Dans son livre, Beata Umubyeyi Mairesse se place d’emblée du côté de l'image manquante, ou plutôt des images dont, au départ, elle ne sait pas exactement quoi faire. Pendant tout le chemin que relate le livre, il s'agit de se réapproprier ses images, parfois d'en changer la légende, dans tous les sens du terme, de leur adjoindre des voix et des récits, et de réfléchir à leur production et leurs circulations. Qui se souvient ? Qui parle ? Qui raconte ? Qui était là ? Qui n'était pas là ? Et finalement, qu'est-ce qui demeure de l'héritage colonial et raciste dans la manière dont le génocide contre les Tutsi au Rwanda a été documenté ?

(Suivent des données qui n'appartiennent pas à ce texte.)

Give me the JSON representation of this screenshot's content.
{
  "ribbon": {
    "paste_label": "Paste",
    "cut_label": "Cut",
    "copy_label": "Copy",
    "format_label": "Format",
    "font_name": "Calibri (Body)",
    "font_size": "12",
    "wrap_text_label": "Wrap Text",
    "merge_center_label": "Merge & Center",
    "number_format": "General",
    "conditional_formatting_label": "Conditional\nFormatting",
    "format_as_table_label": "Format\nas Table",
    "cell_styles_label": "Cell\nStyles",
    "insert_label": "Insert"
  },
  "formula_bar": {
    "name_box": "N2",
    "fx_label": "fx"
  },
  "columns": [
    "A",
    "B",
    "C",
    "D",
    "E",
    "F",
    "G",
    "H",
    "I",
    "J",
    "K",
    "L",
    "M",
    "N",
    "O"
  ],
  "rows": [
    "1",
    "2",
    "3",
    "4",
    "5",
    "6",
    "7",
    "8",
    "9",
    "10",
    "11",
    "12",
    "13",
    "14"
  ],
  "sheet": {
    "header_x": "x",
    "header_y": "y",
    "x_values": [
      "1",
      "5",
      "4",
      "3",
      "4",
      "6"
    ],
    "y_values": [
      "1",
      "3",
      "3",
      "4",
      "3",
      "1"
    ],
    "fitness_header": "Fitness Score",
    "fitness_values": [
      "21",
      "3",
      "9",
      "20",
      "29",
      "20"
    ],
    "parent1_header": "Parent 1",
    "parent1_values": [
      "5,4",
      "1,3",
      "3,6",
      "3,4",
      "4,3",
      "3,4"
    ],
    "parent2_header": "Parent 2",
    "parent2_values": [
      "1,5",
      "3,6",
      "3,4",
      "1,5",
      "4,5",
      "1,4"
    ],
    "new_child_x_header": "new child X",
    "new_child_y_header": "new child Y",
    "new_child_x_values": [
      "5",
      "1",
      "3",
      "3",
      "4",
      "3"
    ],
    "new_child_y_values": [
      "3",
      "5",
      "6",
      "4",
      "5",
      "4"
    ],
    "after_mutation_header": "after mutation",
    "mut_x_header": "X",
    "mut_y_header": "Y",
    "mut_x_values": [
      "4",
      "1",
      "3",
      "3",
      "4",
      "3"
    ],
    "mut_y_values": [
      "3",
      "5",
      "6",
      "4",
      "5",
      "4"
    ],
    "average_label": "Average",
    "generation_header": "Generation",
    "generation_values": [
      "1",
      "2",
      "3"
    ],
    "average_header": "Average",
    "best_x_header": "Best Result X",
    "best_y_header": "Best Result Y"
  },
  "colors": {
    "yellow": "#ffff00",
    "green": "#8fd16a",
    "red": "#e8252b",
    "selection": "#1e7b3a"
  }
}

Un travail comme une enquête
Beata Umubyeyi Mairesse nous explique sa quête d'images : "A un moment donné, j’ai pris conscience que je n’étais pas la seule à rechercher ces photos. Au début j’ai cru que c’était presque une lubie d’intellectuelle occidentalisée, et puis j’ai rencontré d’autres enfants qui m’ont dit qu’ils cherchaient eux aussi des photos. Au départ, je voulais transmettre celles sur lesquelles je n’étais pas, et je me suis dit que plus j’allais en trouver, plus je pourrai documenter ces moments, puisqu’il y a eu plusieurs convoi, et les remettre à celles et ceux qui souhaitent les avoir et peut être les transmettre à leurs enfants et petits-enfants. Quelque part, c’est un vrai travail d’histoire, qui n’est pas fait par une historienne mais par une survivante."
La note vocale
La question de Ludivine@lecture_du_chapitre à Beata Umubyeyi Mairesse : -"Dans votre livre, j’ai été particulièrement ébahie par le pouvoir de la photo et des questions qui vont en découler. A mon sens, c’est le but de votre livre, plus que de raconter comment vous avez pu fuir le Rwanda. Du coup, je voulais savoir, par rapport au pouvoir que peuvent avoir ces photos, est-ce que vous souhaiteriez faire bouger les choses, afin que l’on prenne conscience de leur pouvoir et s’interroge sur le droit de regard, notamment quand elles s’inscrivent dans un contexte historique fort ?
"
Beata Umubyeyi Mairesse évoque sa démarche : "Effectivement, pour moi, j'ai l'espoir que les choses puissent bouger. C'est un livre que j'aurais presque envie d'emmener dans les écoles de journalisme. Il y a vraiment cette idée du fait que toutes les photos, à l'époque, ont été prises par des Occidentaux, pour des Occidentaux. Donc qu'est-ce que ça veut dire de notre place à nous, qui sommes uniquement réifiés, des objets à qui on ne demande même pas de légender ces images qui nous représentent. Il est vraiment important aujourd'hui de pouvoir se poser la question de qui raconte quoi ? A qui ? Et comment chacun, chacune à notre niveau, peut être acteur de sa vie, et être aux manettes quand il s’agit de se raconter ? C’est cette réflexion que j’apporte aux jeunes.
"
Archive
Georges Didi-Huberman, émission Charivari, France Inter, 29/01/2004
Références musicales
Corneille, Parce qu’on vient de loin
Alva Noto, Unwohl
Alva Noto, Avaol
Jean de Dieu Rwamihare, dit Bonhomme, pendant son concert au mémorial de la shoah, 2019
Retrouvez-nous sur Twitter via le hashtag #bookclubculture et sur Instagram à l'adresse @bookclubculture_Et sur le site de l’émission en cliquant sur l’enveloppe Contacter l’émission, ou par mail : lebookclub@radiofrance.com.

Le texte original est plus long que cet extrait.